Other travel companies are more optimistic. Jessica Brida of Micada Safaris reports “business as usual.” She says seasoned travelers interested in visiting Kenya are still able to have a peaceful vacation.
“I think it’s important for people to understand there’s been an orange alert on New York City since 9/11,” Brida says. “[Tourists] understand the geography, understand the situation, and make a decision based on that.”
“Kenya is a very large country — it’s the size of France,” Brida added. “Not all regions are affected.”
The region most affected by the attacks, Kenya’s northeast, has long been ignored by the government. Healthcare, roads and electricity all lag many other parts of the country.
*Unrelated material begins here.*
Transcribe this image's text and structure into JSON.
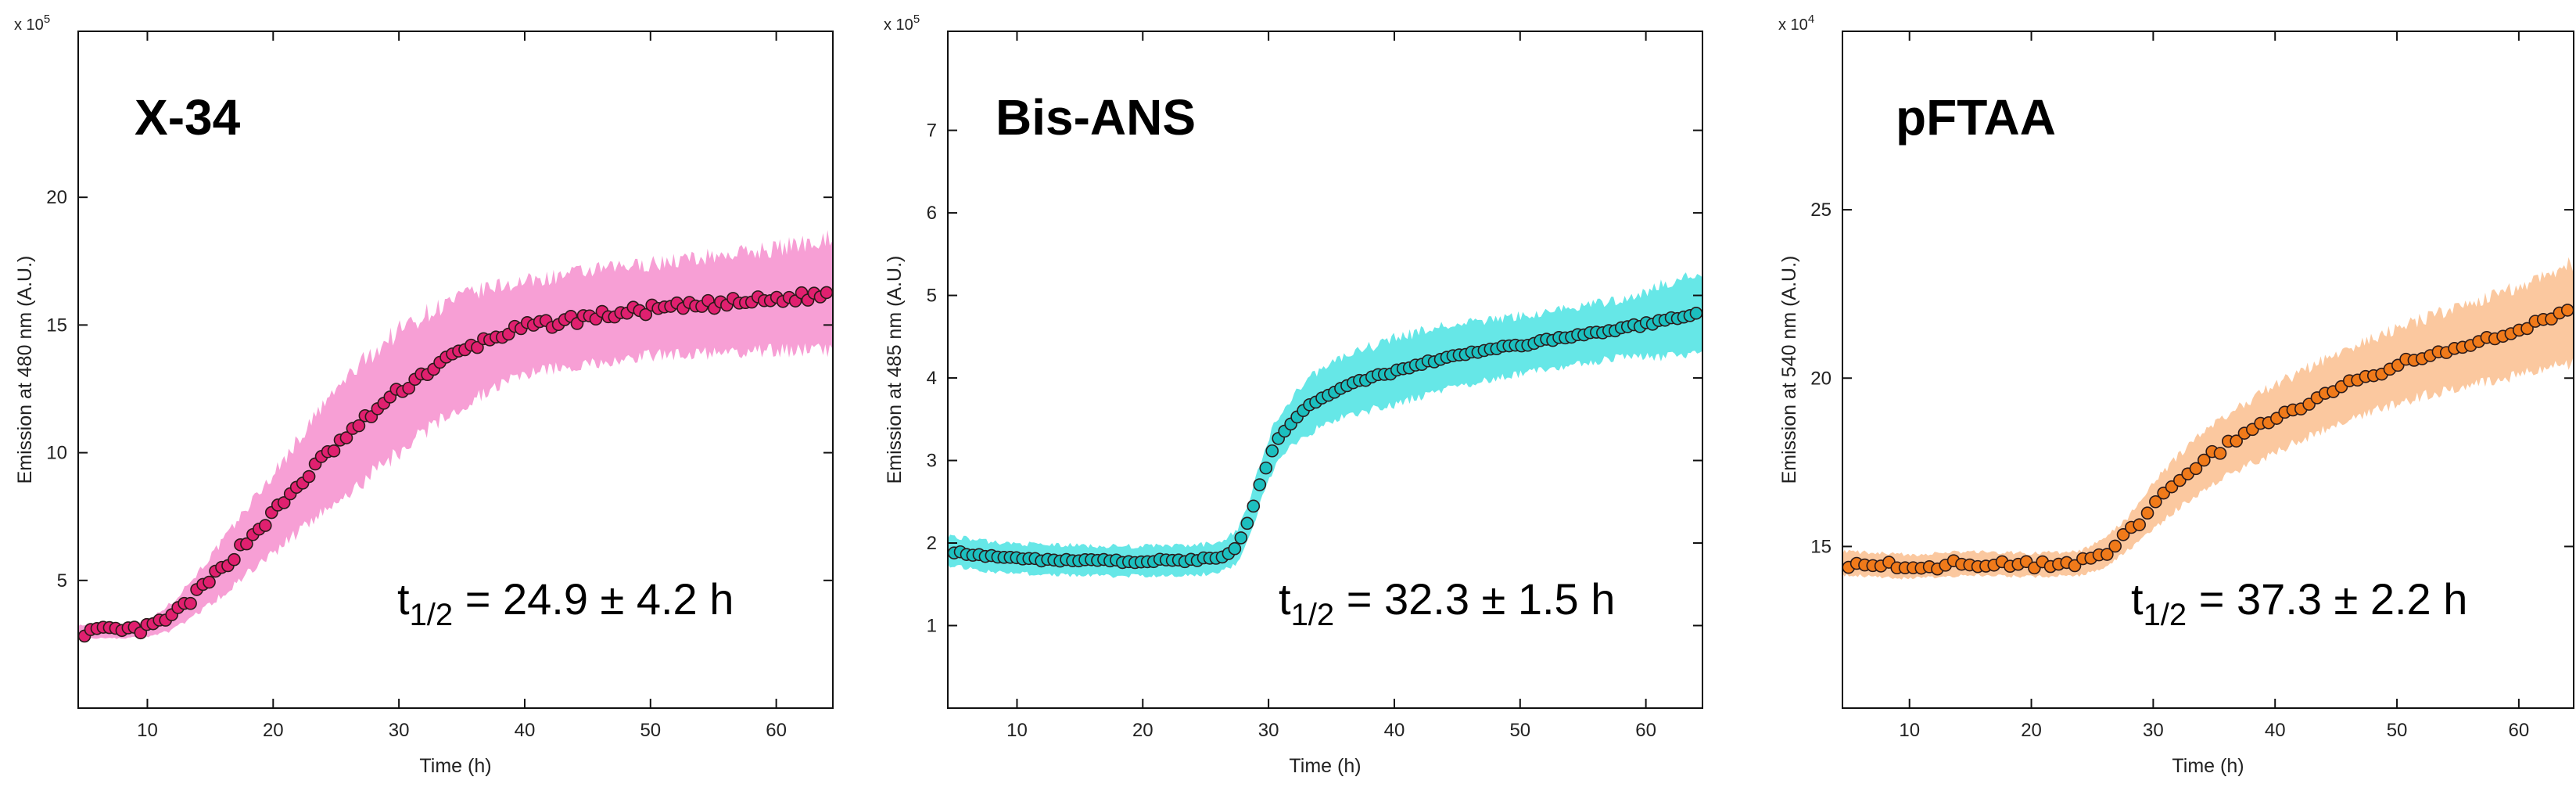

Misiko, of The Daily Nation, says al-Shabaab is strategically targeting it as the “soft belly of Kenya.” Tourism, the one industry that managed to succeed in the region, is now struggling to stay afloat.
“Hotels don’t have bookings,” Misiko says, noting that many are recording as low as 30 percent occupancy rates in what should be high season. “But it’s not just a lack of business and a lack of bookings — workers have to go home and then unemployment goes up.”
Despite the instability, Jones, the Australian tourist, vows to press ahead with her trip even if the rest of her family drops out. “I’ve seen many documentaries on Kenya and the fact is this is where you’ll find more of the animals,” she says.
For Kenya’s tour operators, convincing those less determined than Jones to visit will be key to a recovery.
“It becomes, ‘Why would I travel to Kenya when I could have a similar experience elsewhere?’” says Cahill. “For someone who just wants to go to Africa, usually Tanzania and South Africa are the two easier options.”